İlk kümbet ya da türbe örneklerinin Abbasilerde görüldüğünü anlatan Dr. Öğr. Üyesi Yaşar Erdemir, ilk kümbeti Abbasi Halifesi Mutasım’ın annesinin halife adına ilk defa Semerra’da yaptırdığını dile getirdi. Erdemir, “Kubbet-üs Süleybiye adı da 862 yıllarına tarihlenir. En eski olanı budur. Sonrasında arkadan Samanoğullarından İsmail Bey Türbesi, Karahanlılara ait Ayşe Bibi Türbesi, Ebru Fazıl Türbesi, Büyük Selçuklu’lara ait Sultan Sencer Türbesi gibi birçok örnek var. Fakat en çok zenginlik gösteren türbeler de Anadolu’da Selçuklu ve Büyük Selçuklulara ait türbelerdir. Hem tuğla hem taş malzemeden hem de sırlı tuğla ve çiniden yapılmış olan son derece zengin yapılardır bunlar” ifadelerini kullandı.
“Hatıraları canlandırmak için yapılıyor”
Kümbetlerin üç bölümden oluştuğunu kaydeden Dr. Öğr. Üyesi Erdemir, “Birincisi altta cenazelik ya da mumyalık dediğimiz yerdir. Selçuklularda mumyalama geleneği vardır bilindiği gibi. Cenazenin konulduğu toprak altında kalan kısımdır. Zaten türbe adı da buradan gelir. ‘Türb’ Arapçadan gelir. Toprak ya da toprağa vermek anlamından gelir. Altta cenazelik kısmı onun üstünde gövde üstte de kubbe ya da külahla örtülü bir sistem vardır. Dolayısıyla türbeler böyle bir şemaya sahip olup devletin önemli insanları için, örneğin Alaaddin Keykubat’ın Alaaddin Tepesinde yattığı, Sultan Kılıçarslan’ın yaptırdığı Sultanlar Türbesi dediğimiz türbesi vardır. Onun yanında İzzettin Keykavus’un türbesi vardır. Bunların hepsi kümbet tipindedir. Çokgen gövdeli üzeri külahla örtülü yapılardır” diye konuştu.

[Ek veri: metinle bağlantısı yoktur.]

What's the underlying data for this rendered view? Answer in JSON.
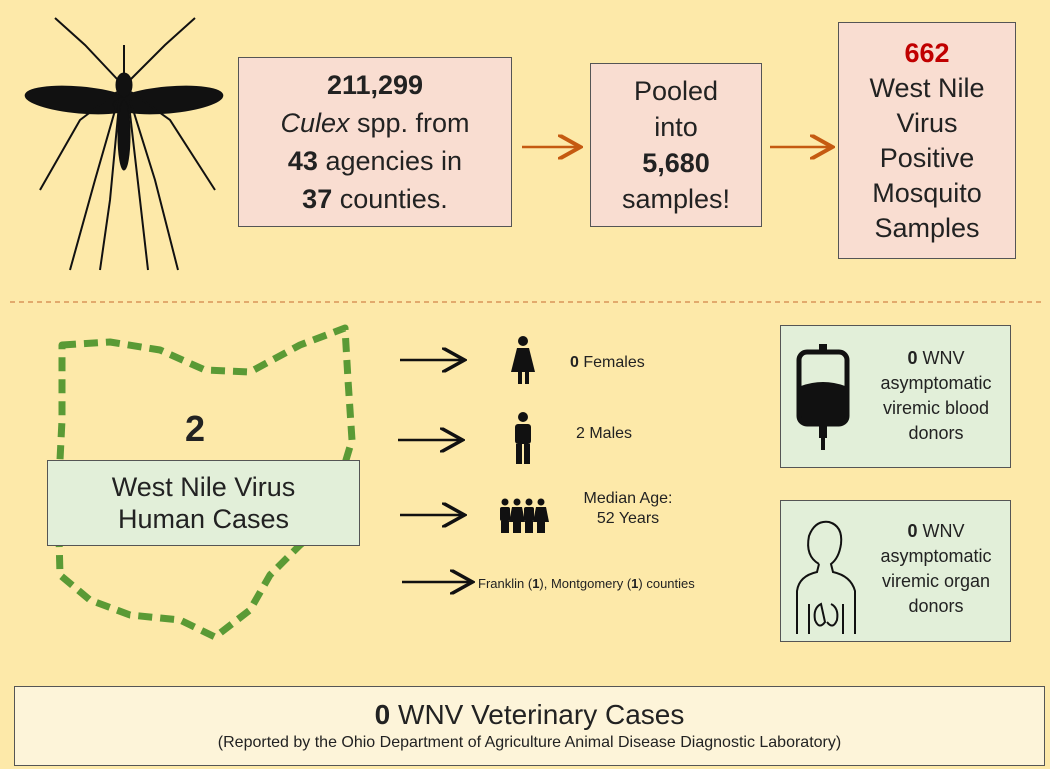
{
  "mosquito": {
    "collected": {
      "count": "211,299",
      "taxon": "Culex",
      "text1": "spp. from",
      "agencies": "43",
      "text2": "agencies in",
      "counties": "37",
      "text3": "counties."
    },
    "pooled": {
      "text1": "Pooled",
      "text2": "into",
      "samples": "5,680",
      "text3": "samples!"
    },
    "positive": {
      "count": "662",
      "lines": [
        "West Nile",
        "Virus",
        "Positive",
        "Mosquito",
        "Samples"
      ]
    }
  },
  "human": {
    "count": "2",
    "label": [
      "West Nile Virus",
      "Human Cases"
    ],
    "females": {
      "count": "0",
      "label": "Females"
    },
    "males": "2 Males",
    "median_age": {
      "label": "Median Age:",
      "value": "52 Years"
    },
    "counties": {
      "parts": [
        "Franklin (",
        "1",
        "), Montgomery (",
        "1",
        ") counties"
      ]
    }
  },
  "donors": [
    {
      "count": "0",
      "label": "WNV",
      "lines": [
        "asymptomatic",
        "viremic blood",
        "donors"
      ]
    },
    {
      "count": "0",
      "label": "WNV",
      "lines": [
        "asymptomatic",
        "viremic organ",
        "donors"
      ]
    }
  ],
  "veterinary": {
    "count": "0",
    "label": "WNV Veterinary Cases",
    "note": "(Reported by the Ohio Department of Agriculture Animal Disease Diagnostic Laboratory)"
  }
}
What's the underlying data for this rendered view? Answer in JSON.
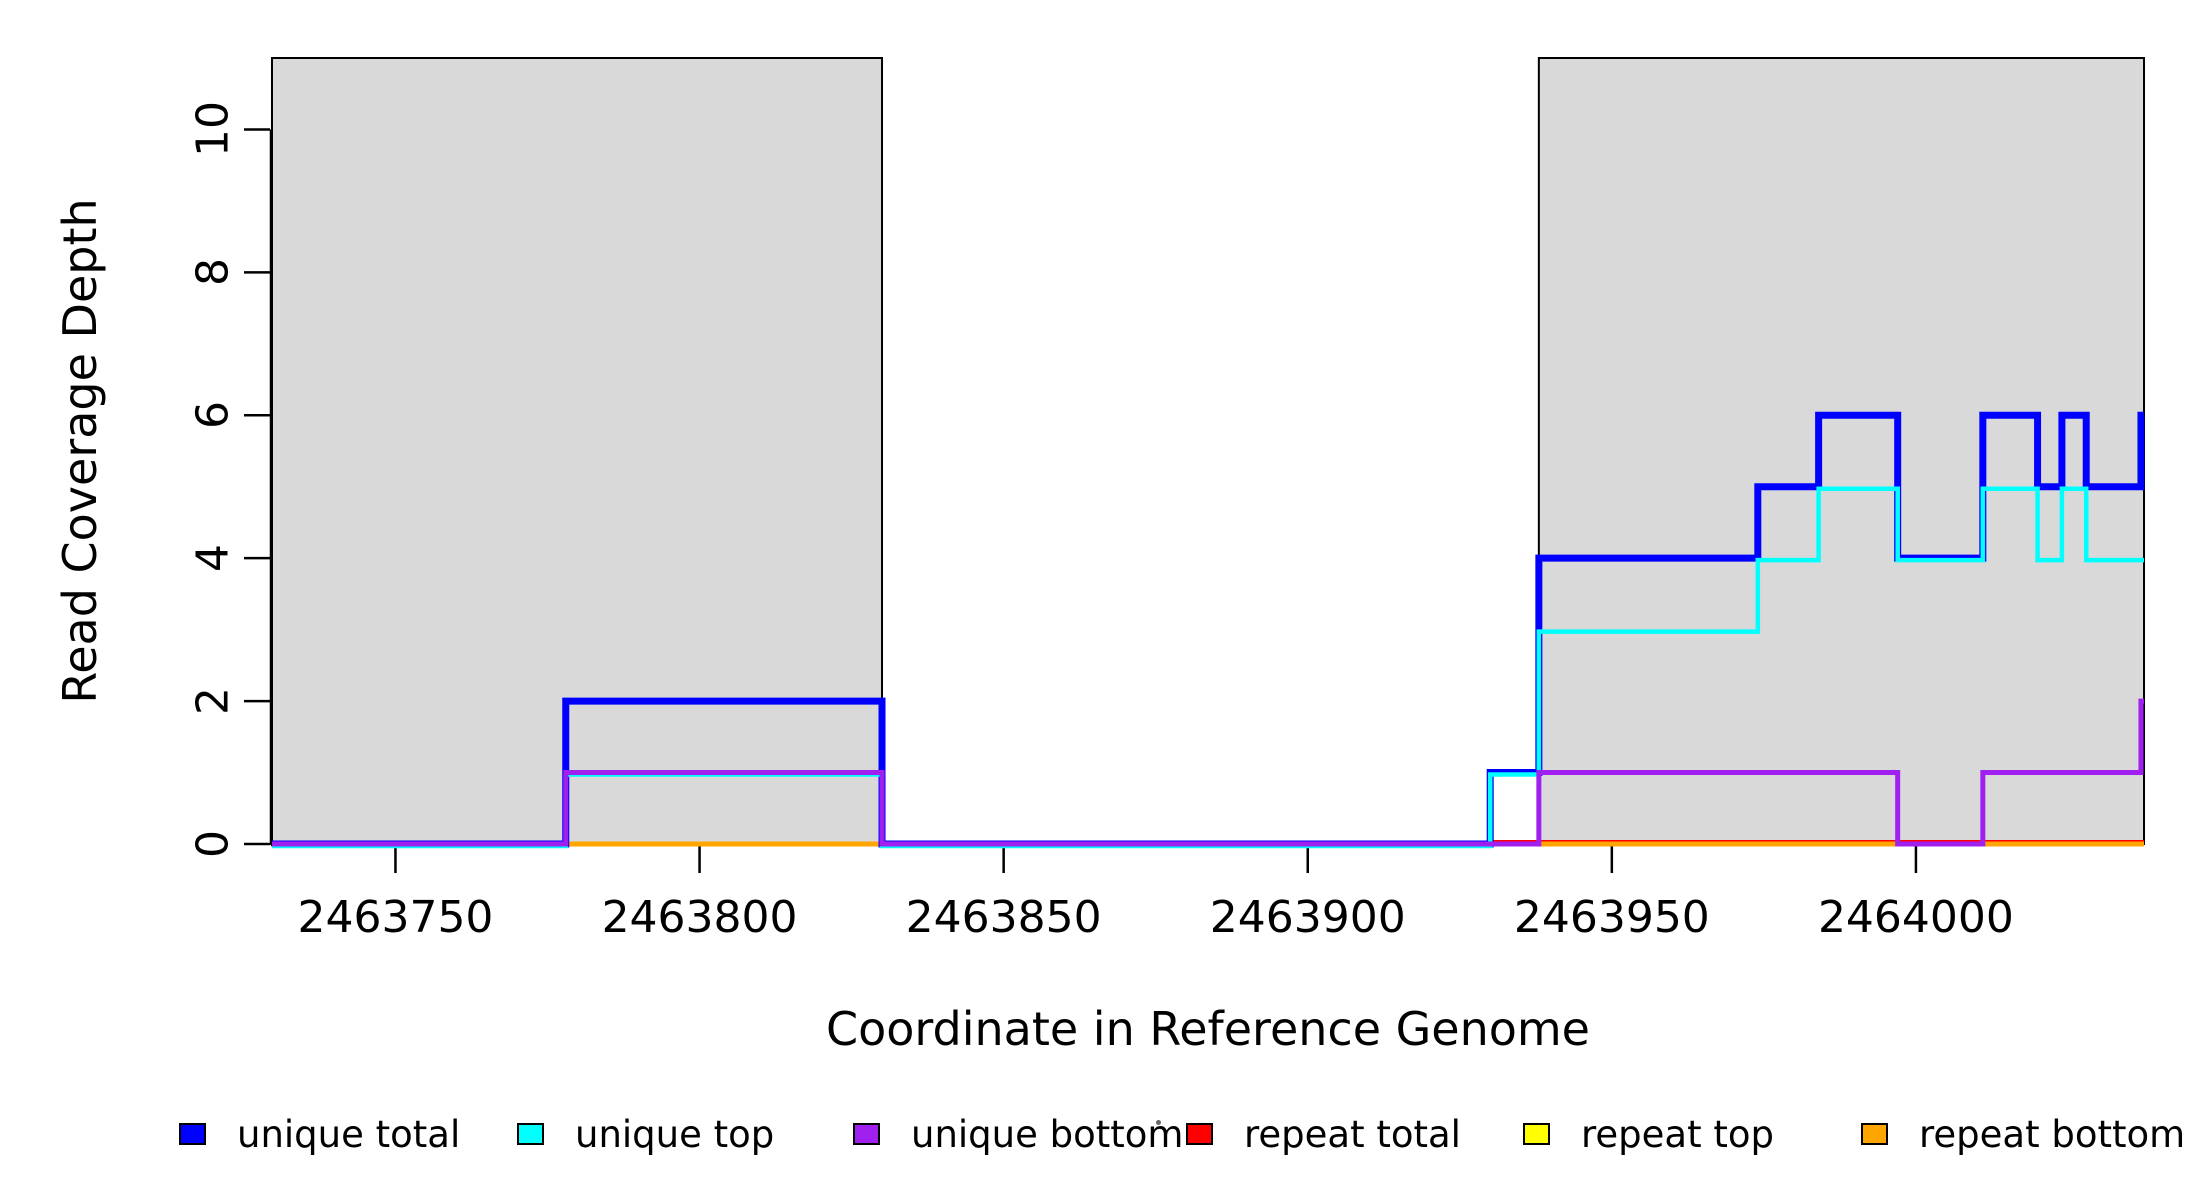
{
  "figure": {
    "x_title": "Coordinate in Reference Genome",
    "y_title": "Read Coverage Depth"
  },
  "chart_data": {
    "type": "line",
    "subtype": "step-coverage-plot",
    "title": "",
    "xlabel": "Coordinate in Reference Genome",
    "ylabel": "Read Coverage Depth",
    "xlim": [
      2463729.7,
      2464037.5
    ],
    "ylim": [
      0,
      11
    ],
    "grid": false,
    "x_ticks": [
      2463750,
      2463800,
      2463850,
      2463900,
      2463950,
      2464000
    ],
    "x_tick_labels": [
      "2463750",
      "2463800",
      "2463850",
      "2463900",
      "2463950",
      "2464000"
    ],
    "y_ticks": [
      0,
      2,
      4,
      6,
      8,
      10
    ],
    "y_tick_labels": [
      "0",
      "2",
      "4",
      "6",
      "8",
      "10"
    ],
    "shaded_regions": {
      "color": "#d9d9d9",
      "border_color": "#000000",
      "intervals": [
        {
          "start": 2463729.7,
          "end": 2463830
        },
        {
          "start": 2463938,
          "end": 2464037.5
        }
      ]
    },
    "series": [
      {
        "name": "repeat top",
        "color": "#ffff00",
        "width": 4,
        "y_offset": 0,
        "steps": [
          [
            2463729.7,
            0
          ]
        ]
      },
      {
        "name": "repeat total",
        "color": "#ff0000",
        "width": 4,
        "y_offset": -2,
        "steps": [
          [
            2463930,
            0
          ]
        ]
      },
      {
        "name": "repeat bottom",
        "color": "#ffa500",
        "width": 5,
        "y_offset": 0,
        "steps": [
          [
            2463729.7,
            0
          ]
        ]
      },
      {
        "name": "unique total",
        "color": "#0000ff",
        "width": 7,
        "y_offset": 0,
        "steps": [
          [
            2463729.7,
            0
          ],
          [
            2463778,
            2
          ],
          [
            2463830,
            0
          ],
          [
            2463930,
            1
          ],
          [
            2463938,
            4
          ],
          [
            2463974,
            5
          ],
          [
            2463984,
            6
          ],
          [
            2463997,
            4
          ],
          [
            2464011,
            6
          ],
          [
            2464020,
            5
          ],
          [
            2464024,
            6
          ],
          [
            2464028,
            5
          ],
          [
            2464037,
            6
          ]
        ]
      },
      {
        "name": "unique top",
        "color": "#00ffff",
        "width": 4.5,
        "y_offset": 2,
        "steps": [
          [
            2463729.7,
            0
          ],
          [
            2463778,
            1
          ],
          [
            2463830,
            0
          ],
          [
            2463930,
            1
          ],
          [
            2463938,
            3
          ],
          [
            2463974,
            4
          ],
          [
            2463984,
            5
          ],
          [
            2463997,
            4
          ],
          [
            2464011,
            5
          ],
          [
            2464020,
            4
          ],
          [
            2464024,
            5
          ],
          [
            2464028,
            4
          ]
        ]
      },
      {
        "name": "unique bottom",
        "color": "#a020f0",
        "width": 5,
        "y_offset": 0,
        "steps": [
          [
            2463729.7,
            0
          ],
          [
            2463778,
            1
          ],
          [
            2463830,
            0
          ],
          [
            2463938,
            1
          ],
          [
            2463997,
            0
          ],
          [
            2464011,
            1
          ],
          [
            2464037,
            2
          ]
        ]
      }
    ],
    "legend_position": "bottom"
  },
  "legend": {
    "items": [
      {
        "label": "unique total",
        "color": "#0000ff"
      },
      {
        "label": "unique top",
        "color": "#00ffff"
      },
      {
        "label": "unique bottom",
        "color": "#a020f0"
      },
      {
        "label": "repeat total",
        "color": "#ff0000"
      },
      {
        "label": "repeat top",
        "color": "#ffff00"
      },
      {
        "label": "repeat bottom",
        "color": "#ffa500"
      }
    ],
    "separator_dot": "·"
  },
  "axis_color": "#000000"
}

Kümbetlerin neden yapıldığını da anlatan Erdemir, “Sadreddin Konevi’nin, Celaleddin Karatay’ın, Sahip Ata Fahreddin Ali’nin, Mevlana’nın türbeleri de dini şahsiyetlerin türbeleridir. Demek ki ortaya şu çıkıyor, topluma mal olmuş olan önemli şahsiyetler adına yapılmış olan mezar anıtları onların hatıralarını canlandırmak, onları unutturmamak için yapılmış olan mimari yapılardır. Bu bakımdan bizim mimarimizde Selçuklularda, beyliklerde, Osmanlılar’da, Karahanlılar’da, Gazneliler’de, Samanoğulları’nda ve İslam dünyasında son derece önem kazanmış son derece önemli mimari anıtlardır” şeklinde konuştu.